Niterói, 25 de abril de 2021.

 

A espera sangrenta pelo bom velhinho

 

            Refiro-me a um bom velhinho, da barba branca, que prega a paz, a igualdade e a justiça. Segundo o costume, é preciso aguardar o momento certo para receber um brinquedo. A criança educada, então, acata a ordem, sem bisbilhotar os quatro cantos da casa. A criança educada não precisa fazer vigília nas horas mortas, nem tampouco se extravasar em pirraça. Essa criança é educada, porque o presente lhe é algo certo em sua vida. Por outro lado; aliás, do outro lado da rua, numa casa ou não, pouco importa, as crianças, que não necessariamente são tão crianças assim –, senão quanto ao espírito de confiabilidade que mantêm em relação ao líder, digo: mais velho, –, padecem na ausência que os preenche a cada dia de um vazio variante, em escala progressivamente geométrica.

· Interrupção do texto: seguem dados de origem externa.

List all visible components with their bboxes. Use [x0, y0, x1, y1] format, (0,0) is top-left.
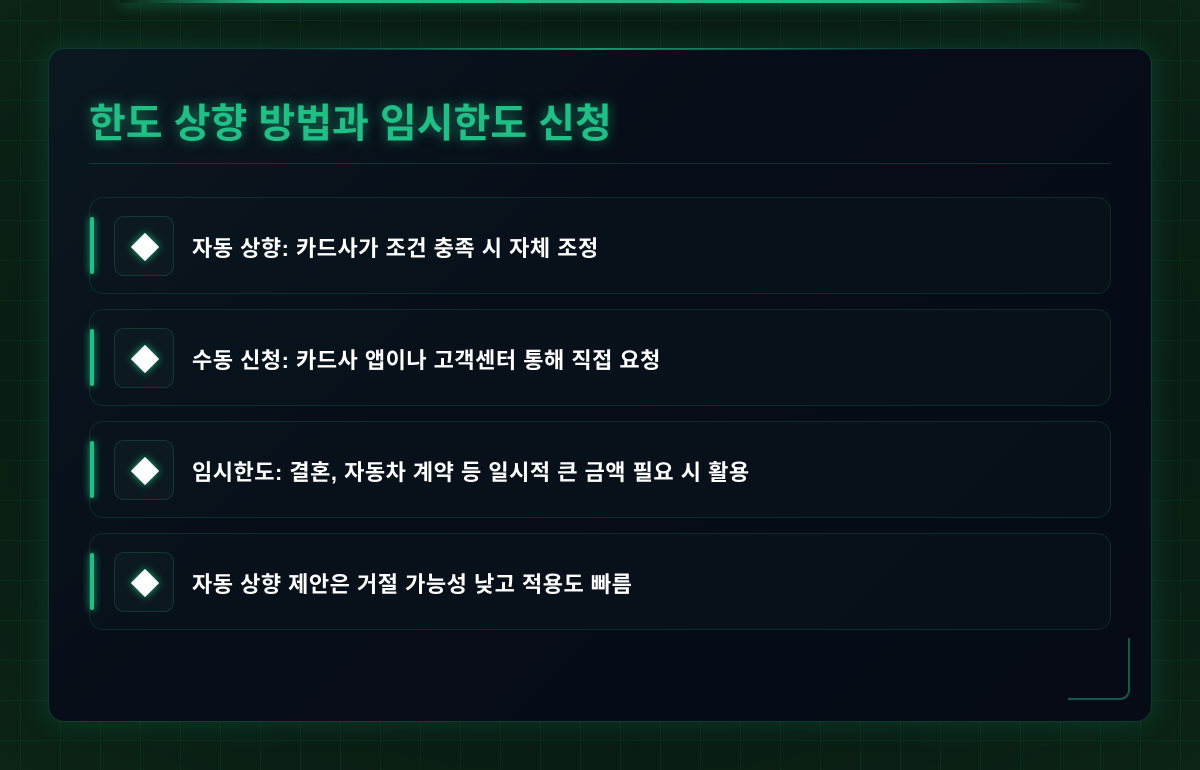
item 3	[89, 421, 1111, 518]
corner bracket	[1068, 638, 1130, 700]
item 1	[89, 197, 1111, 294]
text: item 3: 임시한도: 결혼, 자동차 계약 등 일시적 큰 금액 필요 시 활용	[192, 460, 750, 485]
icon: diamond	[114, 216, 174, 276]
icon: diamond	[114, 328, 174, 388]
item 4	[89, 533, 1111, 630]
text: item 4: 자동 상향 제안은 거절 가능성 낮고 적용도 빠름	[192, 572, 632, 597]
text: item 2: 수동 신청: 카드사 앱이나 고객센터 통해 직접 요청	[192, 348, 661, 373]
title: 한도 상향 방법과 임시한도 신청	[89, 102, 612, 146]
icon: diamond	[114, 552, 174, 612]
text: item 1: 자동 상향: 카드사가 조건 충족 시 자체 조정	[192, 236, 599, 261]
item 2	[89, 309, 1111, 406]
icon: diamond	[114, 440, 174, 500]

            Padecer na ausência... Isso é muito triste, quando pensamos na atual circunstância. Hoje, de manhã, li, das últimas notícias da noite de ontem –, como eu tenho feito muita questão de fazer diariamente, que é para nunca me esquecer que agora é o momento mais infeliz de toda a história do Brasil! –, que atingimos 67.723 mortos!!! Um número crescente, numa lógica universal, e inversamente proporcional à quantidade de perda da vida humana. É tempo de ausência...

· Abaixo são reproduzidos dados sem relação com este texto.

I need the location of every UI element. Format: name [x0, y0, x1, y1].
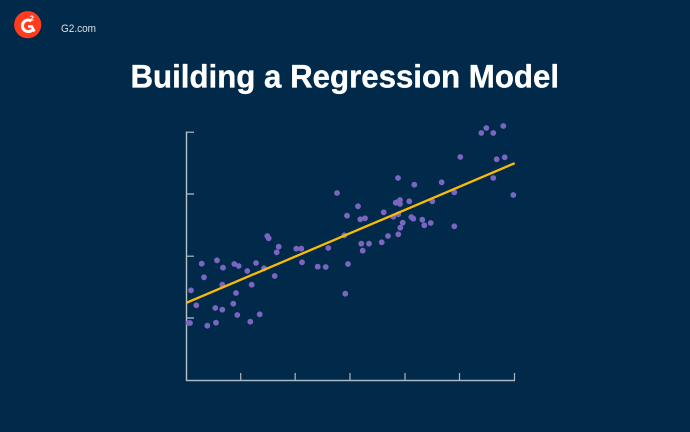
chart: scatter plot with regression line: [185, 123, 516, 381]
title: Building a Regression Model: [130, 58, 559, 94]
brand label: G2.com: G2.com: [61, 23, 96, 35]
icon: G2 logo: [14, 11, 41, 38]
scatter points: [185, 123, 516, 329]
y axis: [186, 132, 194, 381]
x axis: [186, 373, 515, 380]
icon: G2 logo: 2: [30, 16, 34, 22]
regression line: [187, 163, 515, 303]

            Já que me referi a números, que fiquemos também cientes quanto aos mais de 57 pedidos de impeachmant; mas, segundo consta, e surpreendentemente, é necessário esperar o momento certo para prosperarmos. Palavras do bom velhinho. Enquanto isso, aguardaríamos como ovelhinhas natalinas bem comportadas, numa espera sangrenta e em câmera lenta do povo, da nossa alma.

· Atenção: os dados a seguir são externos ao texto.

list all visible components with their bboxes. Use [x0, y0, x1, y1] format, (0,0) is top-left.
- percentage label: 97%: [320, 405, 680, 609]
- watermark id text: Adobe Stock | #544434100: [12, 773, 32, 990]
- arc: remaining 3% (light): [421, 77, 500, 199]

            Ah, mas se ao menos fôssemos crianças do tipo levadas, as quais nós sabemos que habitam o nosso íntimo, vasculharíamos os quatro cantos da casa, gritaríamos, faríamos pirraça, barulho e mais as olheiras da(s) noite(s) mal dormida(s). Sangue haveria nessas circunstâncias, é claro; até porque, de qualquer modo, isso já está ocorrendo, só que de forma lenta e profunda. De toda forma, é certo recebermos um presente ao cabo disso tudo. Ah, mas só pondo velocidade e o mínimo de consciência e bom senso é que poderemos constatar por qual velhinho barbudo é digno que sangremos e que presente será esse que nos espera na manhã sagrada.